Half An Hour was produced by de Zoete’s longtime collaborator Les Cooper, and features stellar contributions from vocalist Kori Pop—who accompanies de Zoete on all tracks— and a backing band of Cooper, Christine Bougie, and Dan Rodrigues.  De Zoete explains, “We rehearsed on a Tuesday, and then over the next three days the songs were recorded live off the floor with everyone in one room. Kori and I sang our vocals live together as we were tracking the songs, and I think it shows.  It was an intense experience, knowing I had to deliver on voice and guitar in that environment, but it was also liberating knowing the only overdubs would be a few flourishes to the keeper takes.”

The intimacy within the studio is embedded on each of Half An Hour’s 10 songs, allowing de Zoete to, on one hand, delve into his personal dark corners, as on “Saturday Night Somewhere Else,” and on the other hand use his powers of observation to express striking moments of clarity, as on “I Remember It Exactly.”  He says, “When writing, I try to find a space between letting a song come to me and working to track it down. Call it being actively open or receptive with a focus.  It doesn't always work, but I think it did with this batch of songs. I wouldn’t say there is any explicit theme, other than an honest exploration of life—the details on the surface and the larger currents below.”

Exploring everyday life is something de Zoete has learned from his primary songwriting heroes, from Ray Davies and Randy Newman to more contemporary artists like Gillian Welch and David Rawlings, whose unfettered style played a big part in shaping the sound of Half An Hour.  That’s especially evident on the title track, a snapshot of a star-crossed small-town romance.

“That song came out of a moment when I noticed two young people in a gravel parking lot at a rural crossroads deep in southern Ontario.  Other than their cars, the lot was empty.  They were locked in an embrace—just hugging—as I drove by, and they hadn't budged 30 minutes later when I was headed home from the errand I'd done.  They stuck with me, and the song was born without a fuss.”
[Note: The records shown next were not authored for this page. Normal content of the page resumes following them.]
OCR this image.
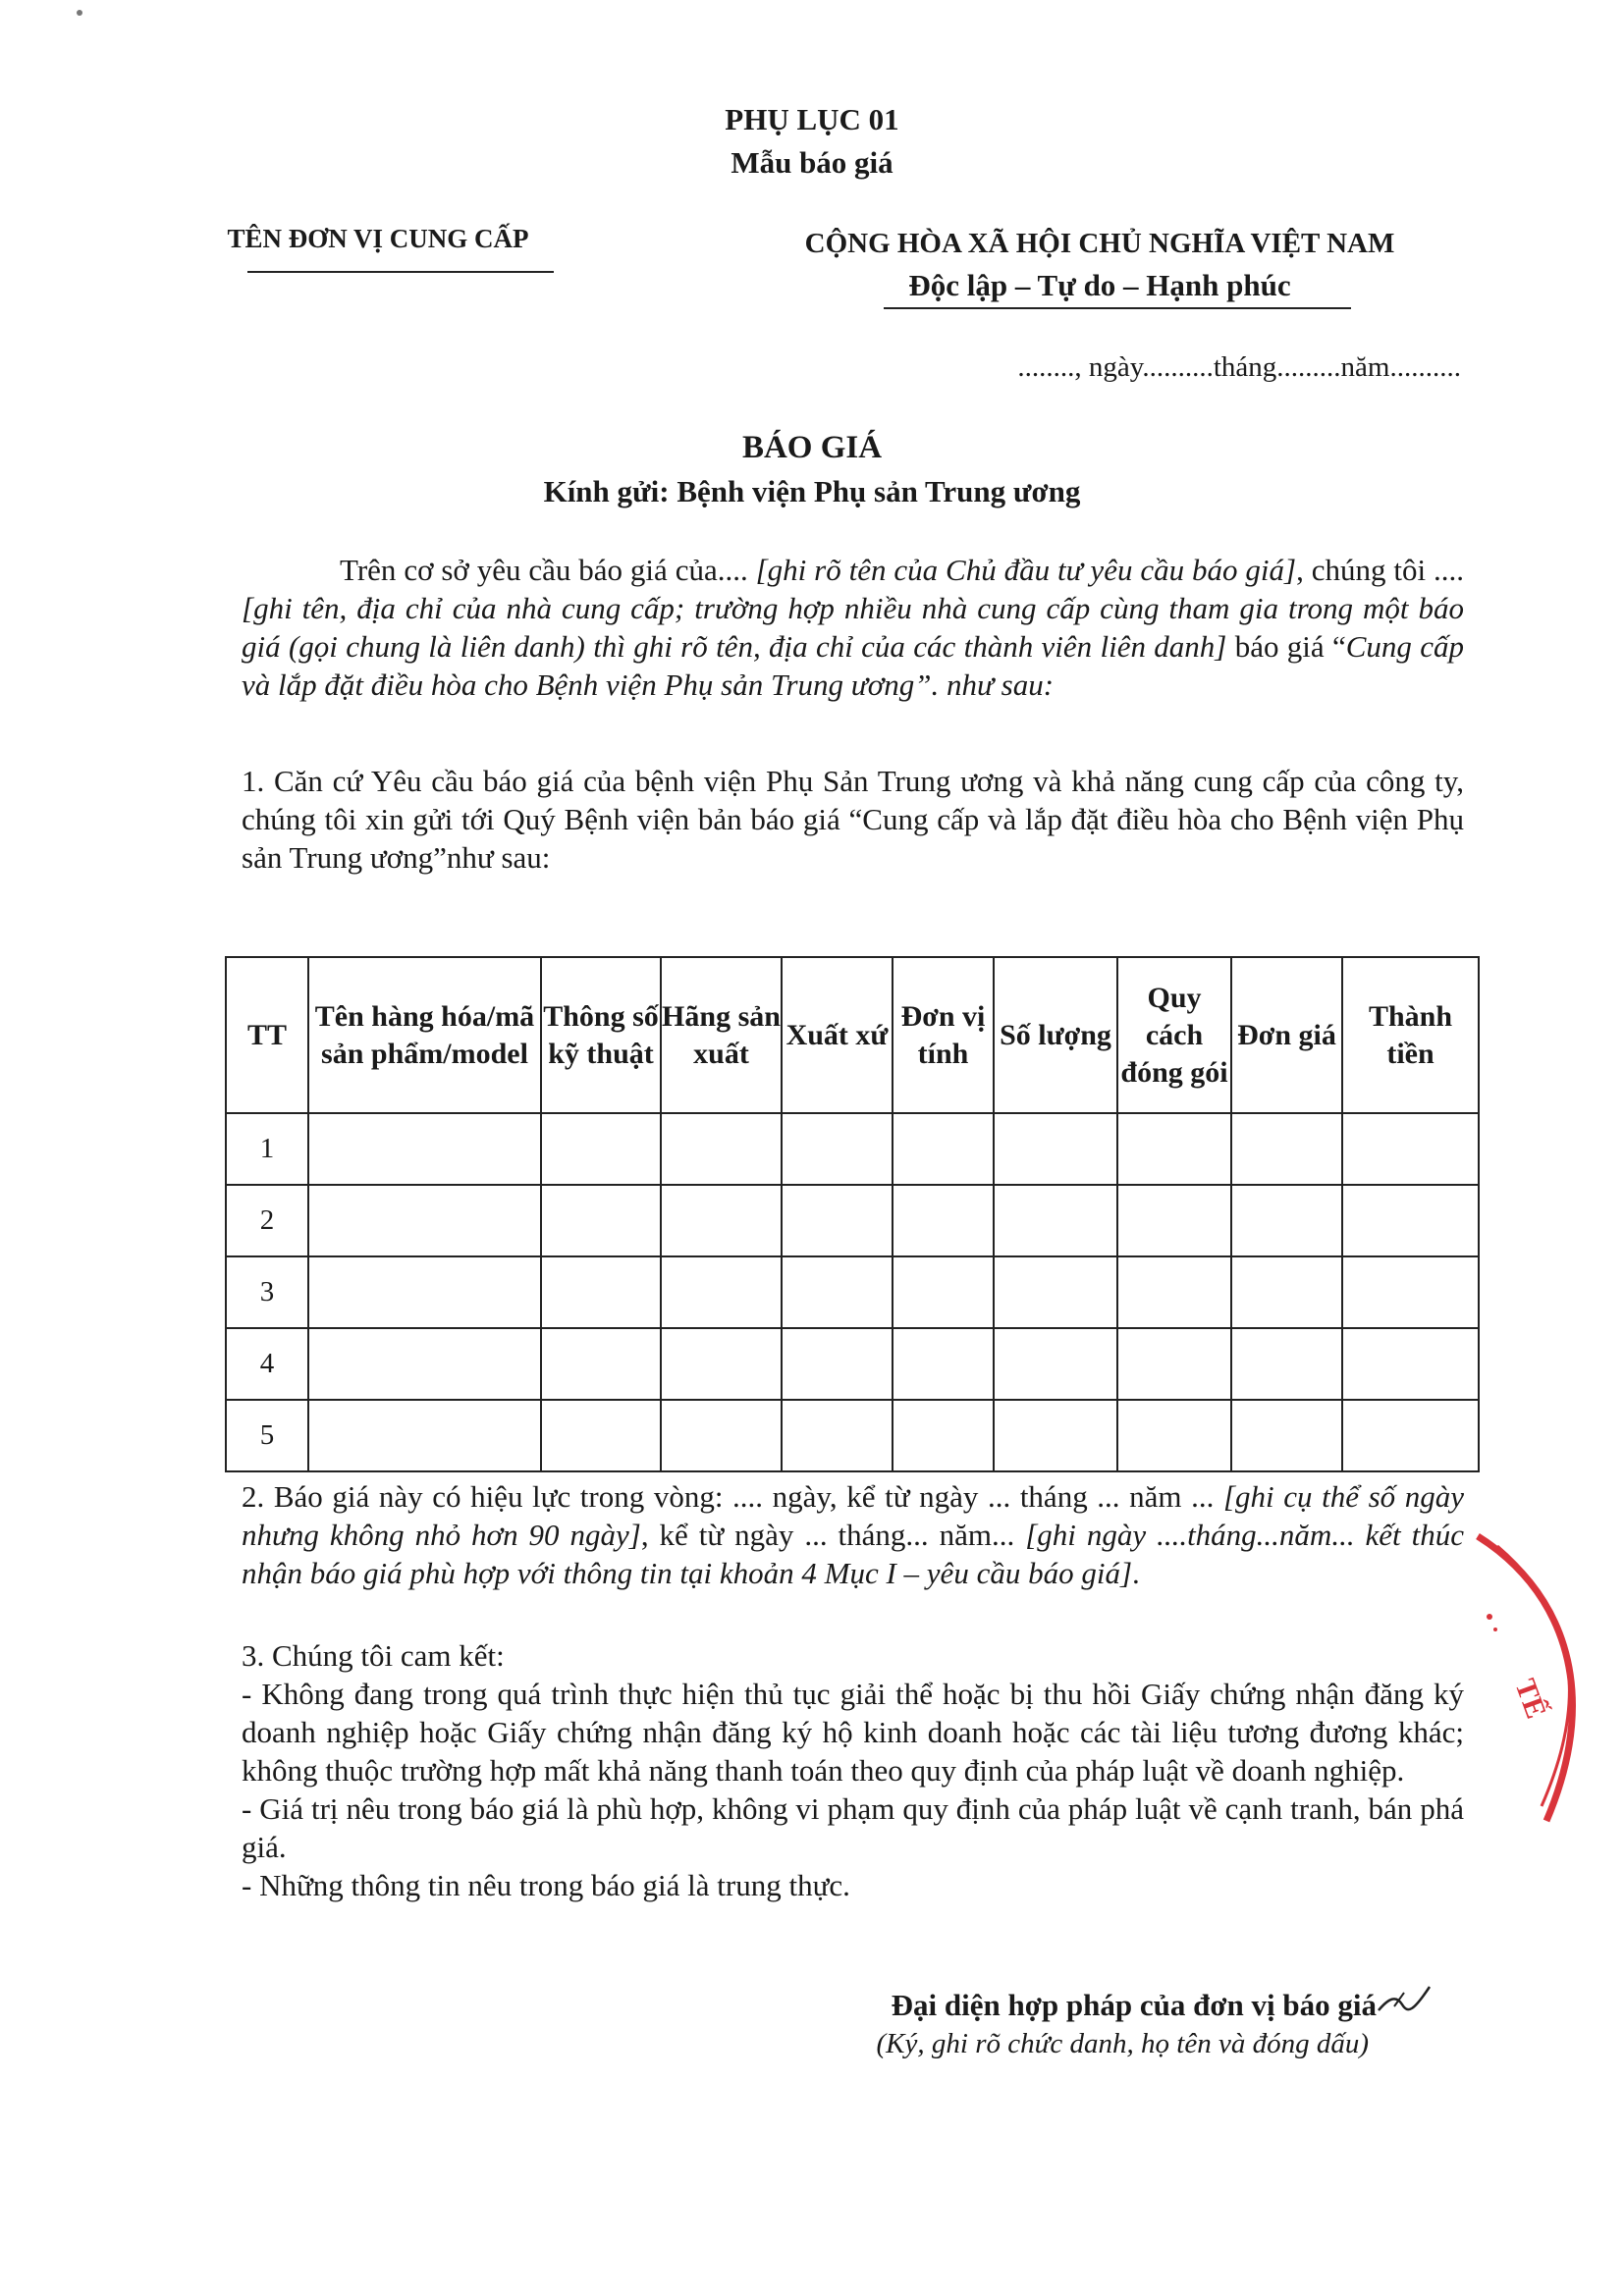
PHỤ LỤC 01
Mẫu báo giá
TÊN ĐƠN VỊ CUNG CẤP	CỘNG HÒA XÃ HỘI CHỦ NGHĨA VIỆT NAM
Độc lập – Tự do – Hạnh phúc
........, ngày..........tháng.........năm..........
BÁO GIÁ
Kính gửi: Bệnh viện Phụ sản Trung ương
Trên cơ sở yêu cầu báo giá của.... [ghi rõ tên của Chủ đầu tư yêu cầu báo giá], chúng tôi .... [ghi tên, địa chỉ của nhà cung cấp; trường hợp nhiều nhà cung cấp cùng tham gia trong một báo giá (gọi chung là liên danh) thì ghi rõ tên, địa chỉ của các thành viên liên danh] báo giá “Cung cấp và lắp đặt điều hòa cho Bệnh viện Phụ sản Trung ương”. như sau:
1. Căn cứ Yêu cầu báo giá của bệnh viện Phụ Sản Trung ương và khả năng cung cấp của công ty, chúng tôi xin gửi tới Quý Bệnh viện bản báo giá “Cung cấp và lắp đặt điều hòa cho Bệnh viện Phụ sản Trung ương”như sau:
TT	Tên hàng hóa/mã sản phẩm/model	Thông số kỹ thuật	Hãng sản xuất	Xuất xứ	Đơn vị tính	Số lượng	Quy cách đóng gói	Đơn giá	Thành tiền
1									
2									
3									
4									
5									
2. Báo giá này có hiệu lực trong vòng: .... ngày, kể từ ngày ... tháng ... năm ... [ghi cụ thể số ngày nhưng không nhỏ hơn 90 ngày], kể từ ngày ... tháng... năm... [ghi ngày ....tháng...năm... kết thúc nhận báo giá phù hợp với thông tin tại khoản 4 Mục I – yêu cầu báo giá].
3. Chúng tôi cam kết:
- Không đang trong quá trình thực hiện thủ tục giải thể hoặc bị thu hồi Giấy chứng nhận đăng ký doanh nghiệp hoặc Giấy chứng nhận đăng ký hộ kinh doanh hoặc các tài liệu tương đương khác; không thuộc trường hợp mất khả năng thanh toán theo quy định của pháp luật về doanh nghiệp.
- Giá trị nêu trong báo giá là phù hợp, không vi phạm quy định của pháp luật về cạnh tranh, bán phá giá.
- Những thông tin nêu trong báo giá là trung thực.
Đại diện hợp pháp của đơn vị báo giá
(Ký, ghi rõ chức danh, họ tên và đóng dấu)
TẾ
There may not be many other more poignant images than that to encapsulate the strength we’ve all needed to endure the past four years.  But for Matthew de Zoete, Half An Hour now stands as his own testament to overcoming what life has thrown at him.  Expect more such moments to come.  “My music continues to be a work in progress,” he says.  “I'm further along than I've been before and not as far as I hope to get.  I think I've grown as someone who writes and sings songs in an effort to connect with other people.  Working with Kori has broadened my experience of the songs.  The music and words expand and resonate more deeply when I sing with her.  I think it's my best work yet.”